In the early 2000s, some of us from that group undertook intensive consideration of relationships among community-based learning and community engagement agendas via the “Holyoke Planning Network.” HPN was a campus-community coalition which sought to examine the engagement relationships driven and defined by campus constituencies, and aimed to enable and empower partners to articulate community development priorities and define productive, reciprocal, and ultimately sustainable practices.  The effort to explore these practices centered upon our joint hosting of a “Planners Network” conference thanks to the suggestion and inspiration of Ken Reardon, who helped bring this process to us.  This is a story discussed at length in our joint paper, “Building Sustainable Community/University Partnerships in a Metropolitan Setting,” in which we concluded:

The challenge for CBL faculty and staff in working with community partners is  to develop ways to adequately measure and articulate the benefits of community-based learning for both students and faculty and also to determine the true costs [and benefits] to a community organization that is accommodating CBL opportunities. On both sides, a fair accounting of the total resources required to create true community-based learning opportunities is a necessary prerequisite for equitable partnerships… As representatives of academic institutions, we must recognize that our fate is intrinsically tied to that of our neighboring communities and that we share a responsibility for each other. Talk of social justice and social change is meaningless unless we work hard to overcome the barriers to justice and change in our own institutional settings, while at the same time striving to ensure the well-being and sustainability of our community partners.[1]

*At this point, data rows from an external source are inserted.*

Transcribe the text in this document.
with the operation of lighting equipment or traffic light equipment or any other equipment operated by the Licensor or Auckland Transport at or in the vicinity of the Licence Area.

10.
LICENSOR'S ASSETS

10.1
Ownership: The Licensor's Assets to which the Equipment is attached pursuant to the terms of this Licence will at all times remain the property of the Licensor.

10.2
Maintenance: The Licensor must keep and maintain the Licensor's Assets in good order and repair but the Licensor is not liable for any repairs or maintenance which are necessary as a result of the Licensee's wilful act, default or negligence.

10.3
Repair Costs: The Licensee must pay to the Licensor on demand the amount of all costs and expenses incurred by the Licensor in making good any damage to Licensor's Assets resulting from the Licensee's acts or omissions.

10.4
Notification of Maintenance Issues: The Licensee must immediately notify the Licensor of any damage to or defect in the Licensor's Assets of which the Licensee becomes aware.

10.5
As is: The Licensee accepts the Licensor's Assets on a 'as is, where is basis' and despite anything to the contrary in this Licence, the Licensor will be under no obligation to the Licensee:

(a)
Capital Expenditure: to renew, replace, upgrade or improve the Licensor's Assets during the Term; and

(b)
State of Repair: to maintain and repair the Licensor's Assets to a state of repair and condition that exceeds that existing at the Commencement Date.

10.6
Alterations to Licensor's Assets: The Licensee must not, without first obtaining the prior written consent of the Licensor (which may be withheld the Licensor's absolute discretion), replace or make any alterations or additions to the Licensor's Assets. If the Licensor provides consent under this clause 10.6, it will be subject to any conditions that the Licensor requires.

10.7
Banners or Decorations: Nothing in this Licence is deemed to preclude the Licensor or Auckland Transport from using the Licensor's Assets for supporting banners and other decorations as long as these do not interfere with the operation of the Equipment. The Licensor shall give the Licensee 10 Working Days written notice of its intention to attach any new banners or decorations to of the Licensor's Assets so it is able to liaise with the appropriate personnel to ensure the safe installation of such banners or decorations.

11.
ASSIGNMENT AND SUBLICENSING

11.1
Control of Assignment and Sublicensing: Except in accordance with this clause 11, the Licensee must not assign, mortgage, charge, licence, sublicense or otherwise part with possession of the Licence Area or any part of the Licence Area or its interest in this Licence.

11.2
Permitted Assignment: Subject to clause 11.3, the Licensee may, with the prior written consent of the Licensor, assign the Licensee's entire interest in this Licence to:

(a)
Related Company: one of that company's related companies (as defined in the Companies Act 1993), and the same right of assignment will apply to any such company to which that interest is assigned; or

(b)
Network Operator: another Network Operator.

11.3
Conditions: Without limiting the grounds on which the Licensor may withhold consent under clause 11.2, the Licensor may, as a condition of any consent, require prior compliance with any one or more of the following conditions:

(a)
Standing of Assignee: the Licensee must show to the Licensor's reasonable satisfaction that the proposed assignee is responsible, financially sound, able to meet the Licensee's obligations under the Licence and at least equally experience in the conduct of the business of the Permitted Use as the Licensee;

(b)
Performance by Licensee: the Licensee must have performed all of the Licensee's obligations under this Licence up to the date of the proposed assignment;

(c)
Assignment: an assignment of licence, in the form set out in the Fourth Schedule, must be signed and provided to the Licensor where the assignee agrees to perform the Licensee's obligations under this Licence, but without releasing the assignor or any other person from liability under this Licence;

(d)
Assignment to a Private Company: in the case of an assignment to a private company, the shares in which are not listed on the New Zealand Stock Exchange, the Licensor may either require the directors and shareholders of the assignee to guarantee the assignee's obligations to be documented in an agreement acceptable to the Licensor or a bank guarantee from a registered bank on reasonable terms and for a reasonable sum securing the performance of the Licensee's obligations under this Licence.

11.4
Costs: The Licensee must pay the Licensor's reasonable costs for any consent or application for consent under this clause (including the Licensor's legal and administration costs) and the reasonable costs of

There are a number of rich research questions emerging from that paper.  How do we measure the resources our community partners invest in the learning aims of our students, and how can we represent those accurately in our accounting to them, to campus constituencies, to funders, etc.? How are community partners impacted when enlisted as partners, placement sites, resources, etc. by multiple higher institutions often at the same times and for similar purposes?  What do the intersections of our often competing, conflicting, or concurrent needs mean for the communities and the community partners we work with?

These questions provide a different and perhaps distinctive prism through which I am looking at the concept of “connected knowing,” one which has me asking: what is happening in communities where multiple institutions of higher education explore varied forms of engaged learning and scholarship, in modes and with policies and practices that are both complimentary and conflicting?  Are the flows of traffic carrying students, faculty, administrators through and about the communities that host multiple colleges, universities made rewarding or even comprehensible?  I hope to see and hear some responses to these and related questions in Baltimore.


[1] Bloomgarden, A., Bombardier, M, Breitbart, M., Nagel, K., & Smith, P.  (2006). Building Sustainable College/Community Partnerships in a Metropolitan Setting.  In Forrant, R. & Silka, L. Inside and Out: Universities and Education for Sustainable Development, Amityville, NY: Baywood 105-117.